Your condominium’s or subdivision’s governing documents likely contain many provisions setting forth certain windows of time or deadlines by which certain actions must be taken, for example, giving notices of member meetings, taking action without a meeting, or responding to architectural modification requests. These deadlines will be enforced strictly by the courts in litigation, so it’s important to know the exact day when the clock begins ticking and the day of the deadline.

Calculating that deadline can be tricky, especially if you happen to forget which months have 31 days in them! We assume this was the unfortunate case in Sedlar et al. v. Glenmar Place Subdivision Homeowners Association (Not Reported in N.W.2d, 2006 WL 657134). Two plaintiffs, Sedlar and Frederick, sued the Association over its refusal to approve their proposed plans to construct fences. The trial court granted the Association’s motion for summary judgment in the Association’s favor, and the appellate court affirmed that judgment with respect to Sedlar.

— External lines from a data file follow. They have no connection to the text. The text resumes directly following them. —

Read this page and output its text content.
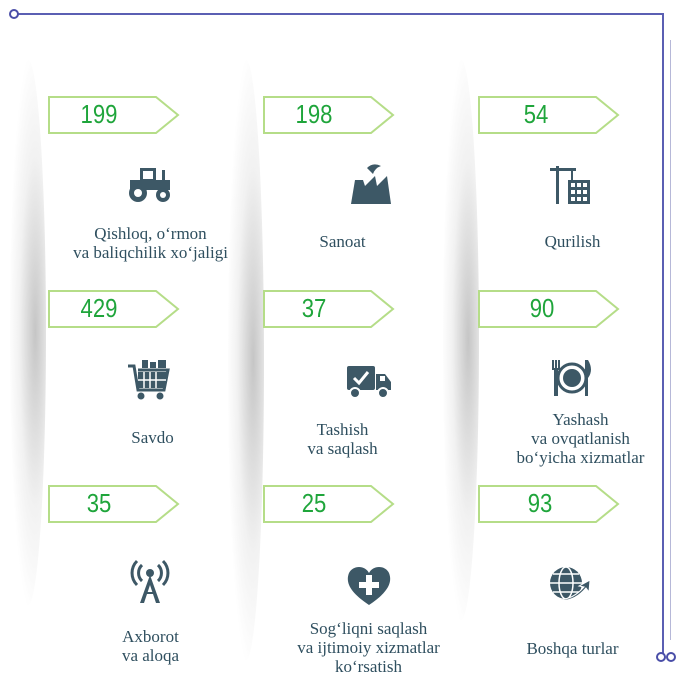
199
Qishloq, o‘rmon
va baliqchilik xo‘jaligi
198
Sanoat
54
Qurilish
429
Savdo
37
Tashish
va saqlash
90
Yashash
va ovqatlanish
bo‘yicha xizmatlar
35
Axborot
va aloqa
25
Sog‘liqni saqlash
va ijtimoiy xizmatlar
ko‘rsatish
93
Boshqa turlar
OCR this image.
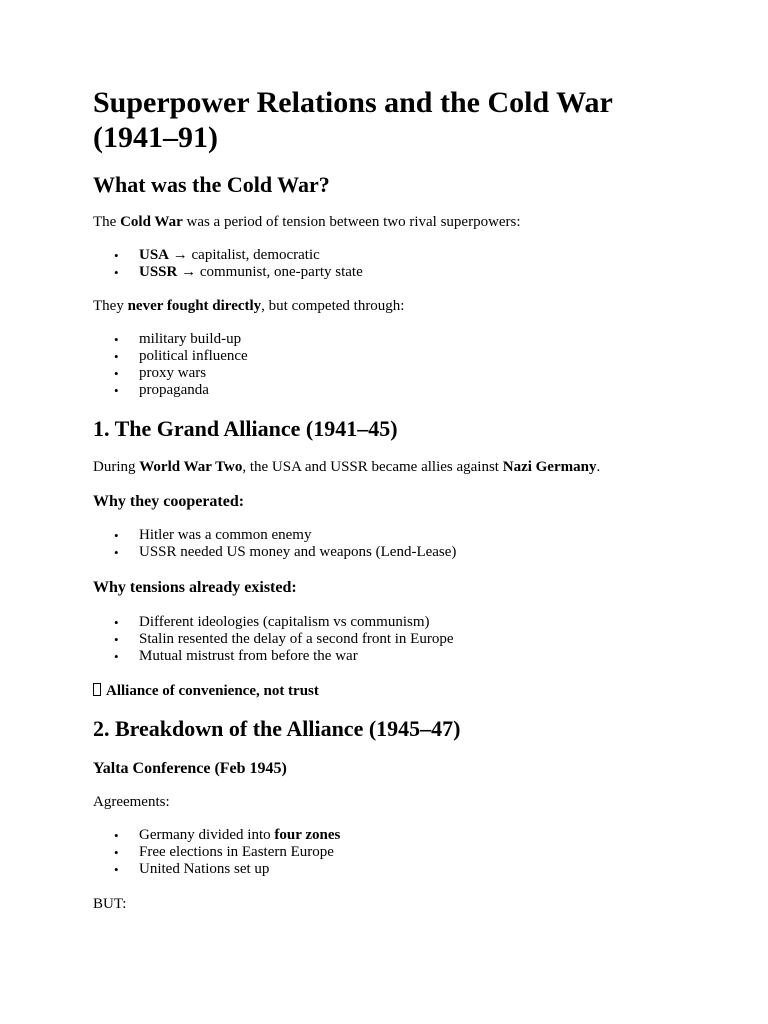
Superpower Relations and the Cold War (1941–91)
What was the Cold War?

The Cold War was a period of tension between two rival superpowers:

• USA → capitalist, democratic
• USSR → communist, one-party state

They never fought directly, but competed through:

• military build-up
• political influence
• proxy wars
• propaganda
1. The Grand Alliance (1941–45)

During World War Two, the USA and USSR became allies against Nazi Germany.

Why they cooperated:
• Hitler was a common enemy
• USSR needed US money and weapons (Lend-Lease)
Why tensions already existed:
• Different ideologies (capitalism vs communism)
• Stalin resented the delay of a second front in Europe
• Mutual mistrust from before the war

Alliance of convenience, not trust

2. Breakdown of the Alliance (1945–47)
Yalta Conference (Feb 1945)

Agreements:

• Germany divided into four zones
• Free elections in Eastern Europe
• United Nations set up

BUT:
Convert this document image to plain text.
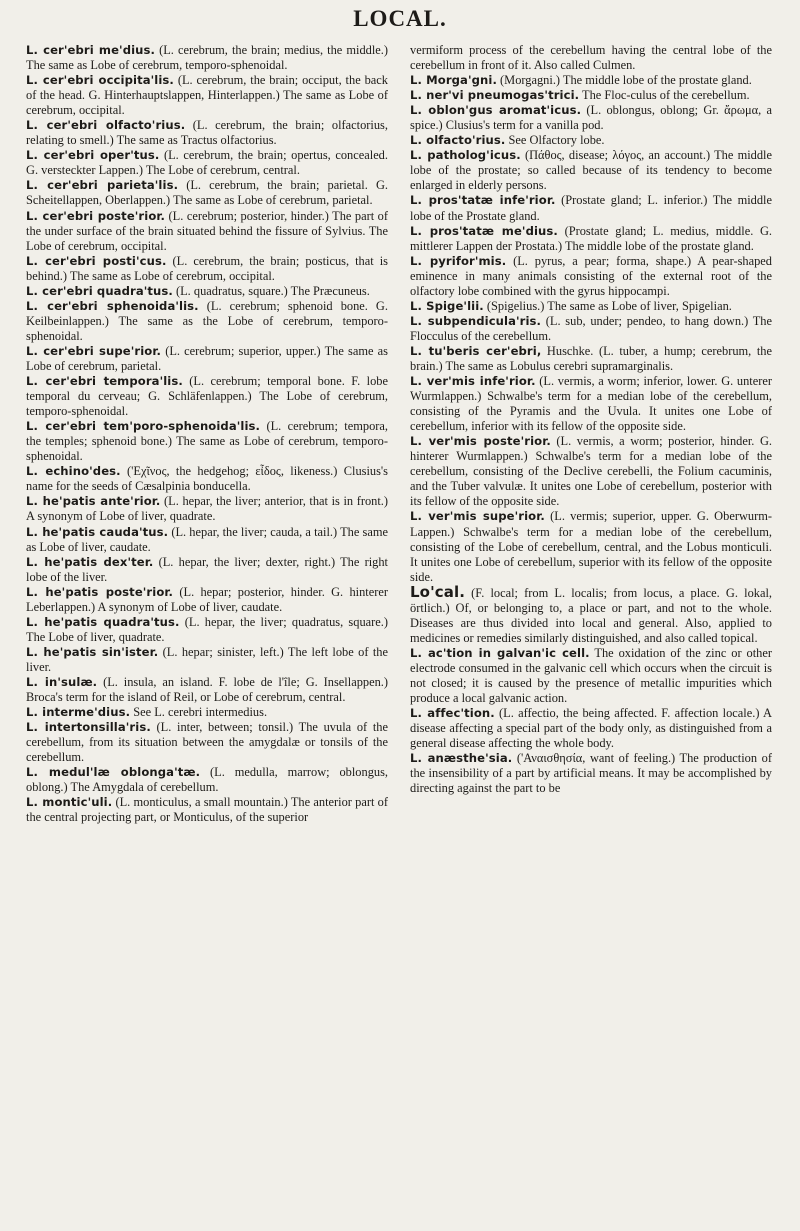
LOCAL.

L. cer'ebri me'dius. (L. cerebrum, the brain; medius, the middle.) The same as Lobe of cerebrum, temporo-sphenoidal.

L. cer'ebri occipita'lis. (L. cerebrum, the brain; occiput, the back of the head. G. Hinterhauptslappen, Hinterlappen.) The same as Lobe of cerebrum, occipital.

L. cer'ebri olfacto'rius. (L. cerebrum, the brain; olfactorius, relating to smell.) The same as Tractus olfactorius.

L. cer'ebri oper'tus. (L. cerebrum, the brain; opertus, concealed. G. versteckter Lappen.) The Lobe of cerebrum, central.

L. cer'ebri parieta'lis. (L. cerebrum, the brain; parietal. G. Scheitellappen, Oberlappen.) The same as Lobe of cerebrum, parietal.

L. cer'ebri poste'rior. (L. cerebrum; posterior, hinder.) The part of the under surface of the brain situated behind the fissure of Sylvius. The Lobe of cerebrum, occipital.

L. cer'ebri posti'cus. (L. cerebrum, the brain; posticus, that is behind.) The same as Lobe of cerebrum, occipital.

L. cer'ebri quadra'tus. (L. quadratus, square.) The Præcuneus.

L. cer'ebri sphenoida'lis. (L. cerebrum; sphenoid bone. G. Keilbeinlappen.) The same as the Lobe of cerebrum, temporo-sphenoidal.

L. cer'ebri supe'rior. (L. cerebrum; superior, upper.) The same as Lobe of cerebrum, parietal.

L. cer'ebri tempora'lis. (L. cerebrum; temporal bone. F. lobe temporal du cerveau; G. Schläfenlappen.) The Lobe of cerebrum, temporo-sphenoidal.

L. cer'ebri tem'poro-sphenoida'lis. (L. cerebrum; tempora, the temples; sphenoid bone.) The same as Lobe of cerebrum, temporo-sphenoidal.

L. echino'des. ('Εχῖνος, the hedgehog; εἶδος, likeness.) Clusius's name for the seeds of Cæsalpinia bonducella.

L. he'patis ante'rior. (L. hepar, the liver; anterior, that is in front.) A synonym of Lobe of liver, quadrate.

L. he'patis cauda'tus. (L. hepar, the liver; cauda, a tail.) The same as Lobe of liver, caudate.

L. he'patis dex'ter. (L. hepar, the liver; dexter, right.) The right lobe of the liver.

L. he'patis poste'rior. (L. hepar; posterior, hinder. G. hinterer Leberlappen.) A synonym of Lobe of liver, caudate.

L. he'patis quadra'tus. (L. hepar, the liver; quadratus, square.) The Lobe of liver, quadrate.

L. he'patis sin'ister. (L. hepar; sinister, left.) The left lobe of the liver.

L. in'sulæ. (L. insula, an island. F. lobe de l'île; G. Insellappen.) Broca's term for the island of Reil, or Lobe of cerebrum, central.

L. interme'dius. See L. cerebri intermedius.

L. intertonsilla'ris. (L. inter, between; tonsil.) The uvula of the cerebellum, from its situation between the amygdalæ or tonsils of the cerebellum.

L. medul'læ oblonga'tæ. (L. medulla, marrow; oblongus, oblong.) The Amygdala of cerebellum.

L. montic'uli. (L. monticulus, a small mountain.) The anterior part of the central projecting part, or Monticulus, of the superior

vermiform process of the cerebellum having the central lobe of the cerebellum in front of it. Also called Culmen.

L. Morga'gni. (Morgagni.) The middle lobe of the prostate gland.

L. ner'vi pneumogas'trici. The Floc-culus of the cerebellum.

L. oblon'gus aromat'icus. (L. oblongus, oblong; Gr. ἄρωμα, a spice.) Clusius's term for a vanilla pod.

L. olfacto'rius. See Olfactory lobe.

L. patholog'icus. (Πάθος, disease; λόγος, an account.) The middle lobe of the prostate; so called because of its tendency to become enlarged in elderly persons.

L. pros'tatæ infe'rior. (Prostate gland; L. inferior.) The middle lobe of the Prostate gland.

L. pros'tatæ me'dius. (Prostate gland; L. medius, middle. G. mittlerer Lappen der Prostata.) The middle lobe of the prostate gland.

L. pyrifor'mis. (L. pyrus, a pear; forma, shape.) A pear-shaped eminence in many animals consisting of the external root of the olfactory lobe combined with the gyrus hippocampi.

L. Spige'lii. (Spigelius.) The same as Lobe of liver, Spigelian.

L. subpendicula'ris. (L. sub, under; pendeo, to hang down.) The Flocculus of the cerebellum.

L. tu'beris cer'ebri, Huschke. (L. tuber, a hump; cerebrum, the brain.) The same as Lobulus cerebri supramarginalis.

L. ver'mis infe'rior. (L. vermis, a worm; inferior, lower. G. unterer Wurmlappen.) Schwalbe's term for a median lobe of the cerebellum, consisting of the Pyramis and the Uvula. It unites one Lobe of cerebellum, inferior with its fellow of the opposite side.

L. ver'mis poste'rior. (L. vermis, a worm; posterior, hinder. G. hinterer Wurmlappen.) Schwalbe's term for a median lobe of the cerebellum, consisting of the Declive cerebelli, the Folium cacuminis, and the Tuber valvulæ. It unites one Lobe of cerebellum, posterior with its fellow of the opposite side.

L. ver'mis supe'rior. (L. vermis; superior, upper. G. Oberwurm-Lappen.) Schwalbe's term for a median lobe of the cerebellum, consisting of the Lobe of cerebellum, central, and the Lobus monticuli. It unites one Lobe of cerebellum, superior with its fellow of the opposite side.

Lo'cal. (F. local; from L. localis; from locus, a place. G. lokal, örtlich.) Of, or belonging to, a place or part, and not to the whole. Diseases are thus divided into local and general. Also, applied to medicines or remedies similarly distinguished, and also called topical.

L. ac'tion in galvan'ic cell. The oxidation of the zinc or other electrode consumed in the galvanic cell which occurs when the circuit is not closed; it is caused by the presence of metallic impurities which produce a local galvanic action.

L. affec'tion. (L. affectio, the being affected. F. affection locale.) A disease affecting a special part of the body only, as distinguished from a general disease affecting the whole body.

L. anæsthe'sia. ('Αναισθησία, want of feeling.) The production of the insensibility of a part by artificial means. It may be accomplished by directing against the part to be
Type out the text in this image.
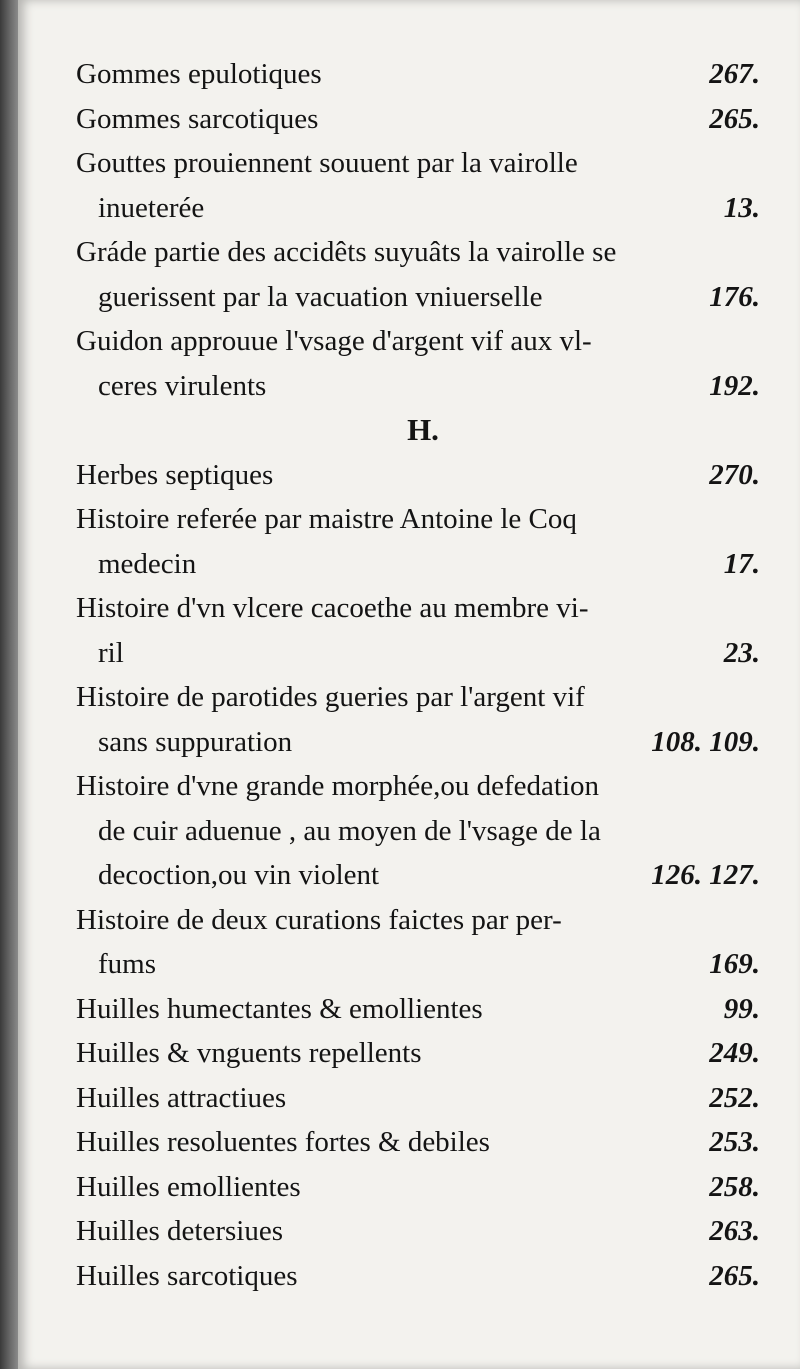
Gommes epulotiques	267.
Gommes sarcotiques	265.
Gouttes prouiennent souuent par la vairolle
inueterée	13.
Gráde partie des accidêts suyuâts la vairolle se
guerissent par la vacuation vniuerselle	176.
Guidon approuue l'vsage d'argent vif aux vl-
ceres virulents	192.
H.
Herbes septiques	270.
Histoire referée par maistre Antoine le Coq
medecin	17.
Histoire d'vn vlcere cacoethe au membre vi-
ril	23.
Histoire de parotides gueries par l'argent vif
sans suppuration	108. 109.
Histoire d'vne grande morphée,ou defedation
de cuir aduenue , au moyen de l'vsage de la
decoction,ou vin violent	126. 127.
Histoire de deux curations faictes par per-
fums	169.
Huilles humectantes & emollientes	99.
Huilles & vnguents repellents	249.
Huilles attractiues	252.
Huilles resoluentes fortes & debiles	253.
Huilles emollientes	258.
Huilles detersiues	263.
Huilles sarcotiques	265.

However, Frederick had submitted an architectural application for construction of a fence to a board member on August 12, 2003, and the Association did not respond with its denial until September 12, 2003. This was one day later than the 30-day time limit provided in the Association’s Declaration (lack of response constituted approval per the Declaration). In the absence of any specific process for submission of architectural applications in the Declaration, the appellate court found that submission to a single director started the clock ticking, so the 30-day deadline was September 11, 2003. The appellate court reversed the trial court’s decision with respect to Frederick and allowed Frederick to construct the fence.